Hélas, le manque de rigueur du scénario de LNWTD fait la limite d’un film formellement épatant, à l’exception de quelques effets spéciaux numériques un peu cheap. Par exemple, les frères Cairnes ont SI BIEN filmé leur talk-show qu’on aurait aimé qu’ils trouvent le moyen narratif de se contenter des caméras du plateau, celles filmant en couleurs au format 4/3, pour raconter leur histoire, plutôt que de recourir à une équipe de tournage de making-of fictive pour montrer ce qui se passe en coulisses – fort heureusement, le grain de la pellicule est présent à l’image dans les deux cas ! Autre exemple, on se serait bien passé de quelques entorses à la cohérence de l’ensemble, comme les scènes d’hypnose, dont une nous vaut un coup de « body horror » parfaitement portnawakesque. On aurait également aimé que le film dure un bon quart d’heure de plus, qu’il aurait pu consacrer à sa jeune possédée, par exemple, plutôt que [spoiler alert !] de s’égarer avec son histoire d’Illuminatis des bois et d’épouse sacrifiée sur l’autel de son ambition, pas inintéressante, mais pas vraiment vitale (le coup du pacte avec le Diable, on a vu ça 100000 fois) [/spoiler off]. Ce quart d’heure supplémentaire aurait par ailleurs permis à son dénouement d’être moins abrupte et… discutable, du point de vue de la cohérence, là encore, quoiqu’on puisse mettre cette sortie de route sur le compte des pouvoirs d’Abraxas prenant possession de la transmission, who the fuck knows ?
Et puis que voulez-vous ? J’ai ENVIE d’aimer ce film. Michael Ironside fait la voix-off. MICHAEL IRONSIDE, en VOIX-OFF. Idée de génie. La voix profonde et autoritaire du légendaire antagoniste de Total Recall prête une dimension presque prophétique à certains segments du film, ce qui ne fait que renforcer son atmosphère déjà dense.
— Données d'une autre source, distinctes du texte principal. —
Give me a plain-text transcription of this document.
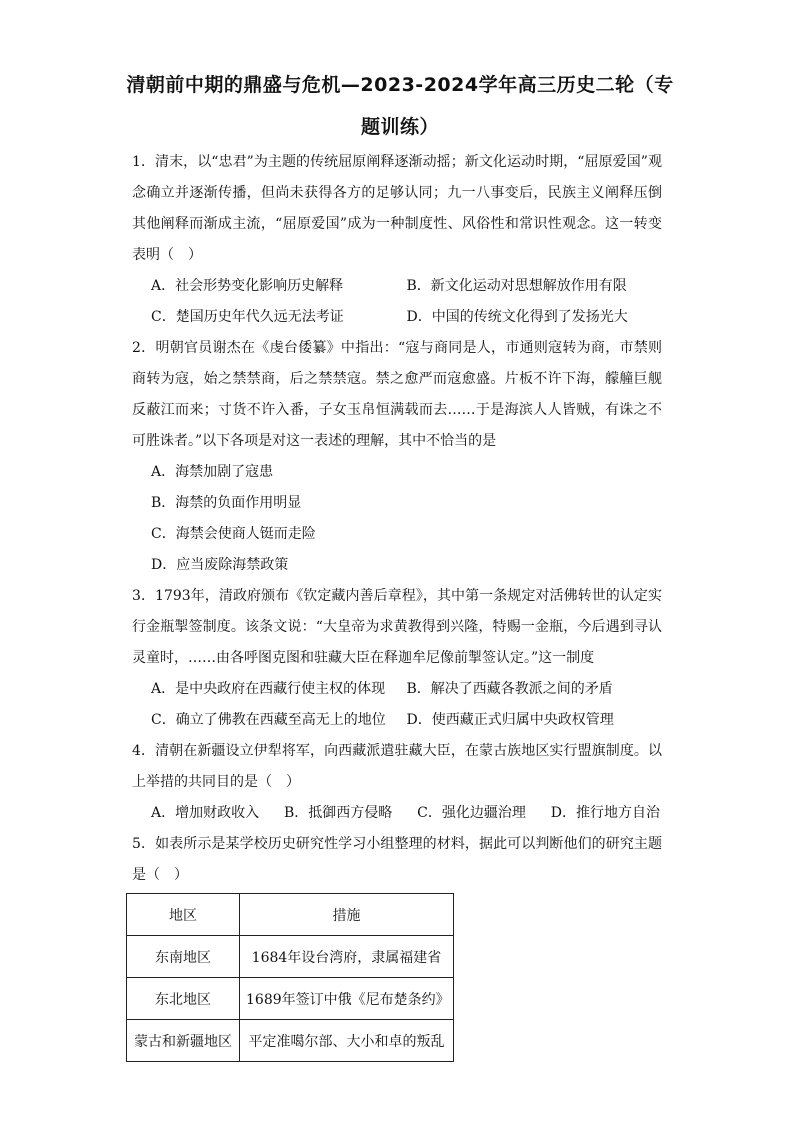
清朝前中期的鼎盛与危机—2023-2024学年高三历史二轮（专题训练）

1．清末，以“忠君”为主题的传统屈原阐释逐渐动摇；新文化运动时期，“屈原爱国”观念确立并逐渐传播，但尚未获得各方的足够认同；九一八事变后，民族主义阐释压倒其他阐释而渐成主流，“屈原爱国”成为一种制度性、风俗性和常识性观念。这一转变表明（　）

A．社会形势变化影响历史解释	B．新文化运动对思想解放作用有限
C．楚国历史年代久远无法考证	D．中国的传统文化得到了发扬光大

2．明朝官员谢杰在《虔台倭纂》中指出：“寇与商同是人，市通则寇转为商，市禁则商转为寇，始之禁禁商，后之禁禁寇。禁之愈严而寇愈盛。片板不许下海，艨艟巨舰反蔽江而来；寸货不许入番，子女玉帛恒满载而去……于是海滨人人皆贼，有诛之不可胜诛者。”以下各项是对这一表述的理解，其中不恰当的是

A．海禁加剧了寇患

B．海禁的负面作用明显

C．海禁会使商人铤而走险

D．应当废除海禁政策

3．1793年，清政府颁布《钦定藏内善后章程》，其中第一条规定对活佛转世的认定实行金瓶掣签制度。该条文说：“大皇帝为求黄教得到兴隆，特赐一金瓶，今后遇到寻认灵童时，……由各呼图克图和驻藏大臣在释迦牟尼像前掣签认定。”这一制度

A．是中央政府在西藏行使主权的体现	B．解决了西藏各教派之间的矛盾
C．确立了佛教在西藏至高无上的地位	D．使西藏正式归属中央政权管理

4．清朝在新疆设立伊犁将军，向西藏派遣驻藏大臣，在蒙古族地区实行盟旗制度。以上举措的共同目的是（　）

A．增加财政收入 B．抵御西方侵略 C．强化边疆治理 D．推行地方自治

5．如表所示是某学校历史研究性学习小组整理的材料，据此可以判断他们的研究主题是（　）

地区	措施
东南地区	1684年设台湾府，隶属福建省
东北地区	1689年签订中俄《尼布楚条约》
蒙古和新疆地区	平定准噶尔部、大小和卓的叛乱
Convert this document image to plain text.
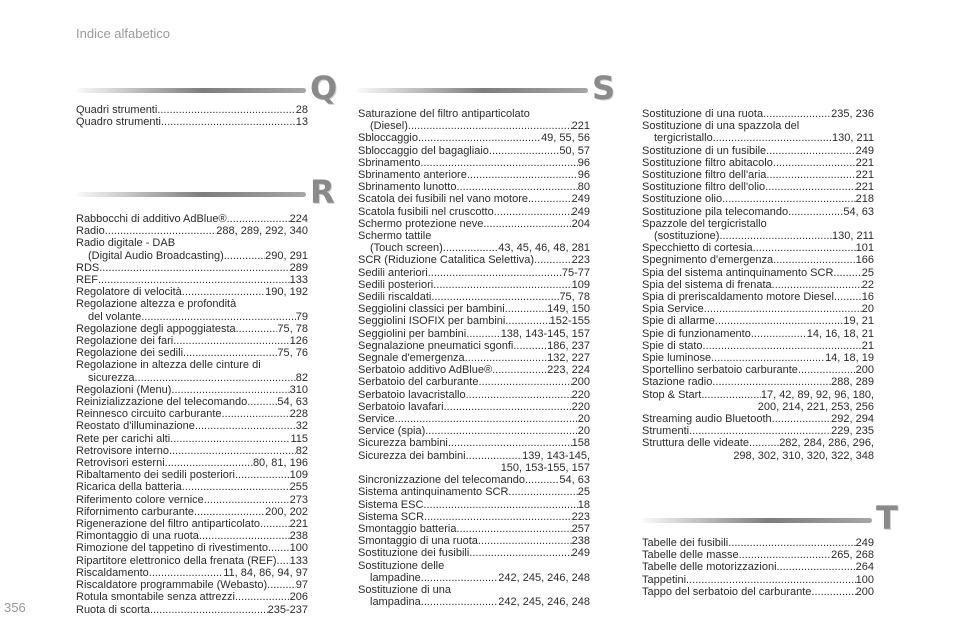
Indice alfabetico
Q
R
S
T
Quadri strumenti .....	28
Quadro strumenti .....	13
Rabbocchi di additivo AdBlue® .....	224
Radio .....	288, 289, 292, 340
Radio digitale - DAB
(Digital Audio Broadcasting) .....	290, 291
RDS .....	289
REF .....	133
Regolatore di velocità .....	190, 192
Regolazione altezza e profondità
del volante .....	79
Regolazione degli appoggiatesta .....	75, 78
Regolazione dei fari .....	126
Regolazione dei sedili .....	75, 76
Regolazione in altezza delle cinture di
sicurezza .....	82
Regolazioni (Menu) .....	310
Reinizializzazione del telecomando .....	54, 63
Reinnesco circuito carburante .....	228
Reostato d'illuminazione .....	32
Rete per carichi alti .....	115
Retrovisore interno .....	82
Retrovisori esterni .....	80, 81, 196
Ribaltamento dei sedili posteriori .....	109
Ricarica della batteria .....	255
Riferimento colore vernice .....	273
Rifornimento carburante .....	200, 202
Rigenerazione del filtro antiparticolato .....	221
Rimontaggio di una ruota .....	238
Rimozione del tappetino di rivestimento ..... 100
Ripartitore elettronico della frenata (REF) ..... 133
Riscaldamento .....	11, 84, 86, 94, 97
Riscaldatore programmabile (Webasto) .....	97
Rotula smontabile senza attrezzi .....	206
Ruota di scorta .....	235-237
Saturazione del filtro antiparticolato
(Diesel) .....	221
Sbloccaggio .....	49, 55, 56
Sbloccaggio del bagagliaio .....	50, 57
Sbrinamento .....	96
Sbrinamento anteriore .....	96
Sbrinamento lunotto .....	80
Scatola dei fusibili nel vano motore .....	249
Scatola fusibili nel cruscotto .....	249
Schermo protezione neve .....	204
Schermo tattile
(Touch screen) .....	43, 45, 46, 48, 281
SCR (Riduzione Catalitica Selettiva) .....	223
Sedili anteriori .....	75-77
Sedili posteriori .....	109
Sedili riscaldati .....	75, 78
Seggiolini classici per bambini .....	149, 150
Seggiolini ISOFIX per bambini .....	152-155
Seggiolini per bambini .....	138, 143-145, 157
Segnalazione pneumatici sgonfi .....	186, 237
Segnale d'emergenza .....	132, 227
Serbatoio additivo AdBlue® .....	223, 224
Serbatoio del carburante .....	200
Serbatoio lavacristallo .....	220
Serbatoio lavafari .....	220
Service .....	20
Service (spia) .....	20
Sicurezza bambini .....	158
Sicurezza dei bambini .....	139, 143-145,
150, 153-155, 157
Sincronizzazione del telecomando .....	54, 63
Sistema antinquinamento SCR .....	25
Sistema ESC .....	18
Sistema SCR .....	223
Smontaggio batteria .....	257
Smontaggio di una ruota .....	238
Sostituzione dei fusibili .....	249
Sostituzione delle
lampadine .....	242, 245, 246, 248
Sostituzione di una
lampadina .....	242, 245, 246, 248
Sostituzione di una ruota .....	235, 236
Sostituzione di una spazzola del
tergicristallo .....	130, 211
Sostituzione di un fusibile .....	249
Sostituzione filtro abitacolo .....	221
Sostituzione filtro dell'aria .....	221
Sostituzione filtro dell'olio .....	221
Sostituzione olio .....	218
Sostituzione pila telecomando .....	54, 63
Spazzole del tergicristallo
(sostituzione) .....	130, 211
Specchietto di cortesia .....	101
Spegnimento d'emergenza .....	166
Spia del sistema antinquinamento SCR .....	25
Spia del sistema di frenata .....	22
Spia di preriscaldamento motore Diesel .....	16
Spia Service .....	20
Spie di allarme .....	19, 21
Spie di funzionamento .....	14, 16, 18, 21
Spie di stato .....	21
Spie luminose .....	14, 18, 19
Sportellino serbatoio carburante .....	200
Stazione radio .....	288, 289
Stop & Start .....	17, 42, 89, 92, 96, 180,
200, 214, 221, 253, 256
Streaming audio Bluetooth .....	292, 294
Strumenti .....	229, 235
Struttura delle videate .....	282, 284, 286, 296,
298, 302, 310, 320, 322, 348
Tabelle dei fusibili .....	249
Tabelle delle masse .....	265, 268
Tabelle delle motorizzazioni .....	264
Tappetini .....	100
Tappo del serbatoio del carburante .....	200
356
En fait, en réfléchissant à son maniement du langage de l’épouvante, on se rend compte que la force de LNWTD réside non seulement dans ses performances et son ambiance, mais aussi dans la manière dont il parvient à subvertir les attentes. Là où beaucoup de films d’horreur indépendants succombent à la tentation de l’excès, le « found-footage » des frères Cairnes fait le choix de la nuance et de la discrétion durant l’essentielle de sa durée, porté par leur compréhension manifeste de ce qui fait fonctionner l’horreur psychologique : l’attente, l’incertitude, le malaise croissant. LNWTD rappelle inévitablement quelques films cultes et bien salissants du genre, et ressort de la comparaison avec un peu de casse, mais il se distingue miraculeusement par sa capacité à créer une expérience unique, presque interactive, où le spectateur se sent immergé dans ce talk-show plus vrai que nature. On peut presque sentir les vibrations du plateau, les regards furtifs de l’équipe technique, les rires nerveux du public, et puis il y a aussi la présence bien inquiétante de ces spectateurs aussi mutiques que masqués : tout est orchestré de manière à maintenir une tension constante, suspendue à la question : QUAND est-ce que ça va dégénérer ?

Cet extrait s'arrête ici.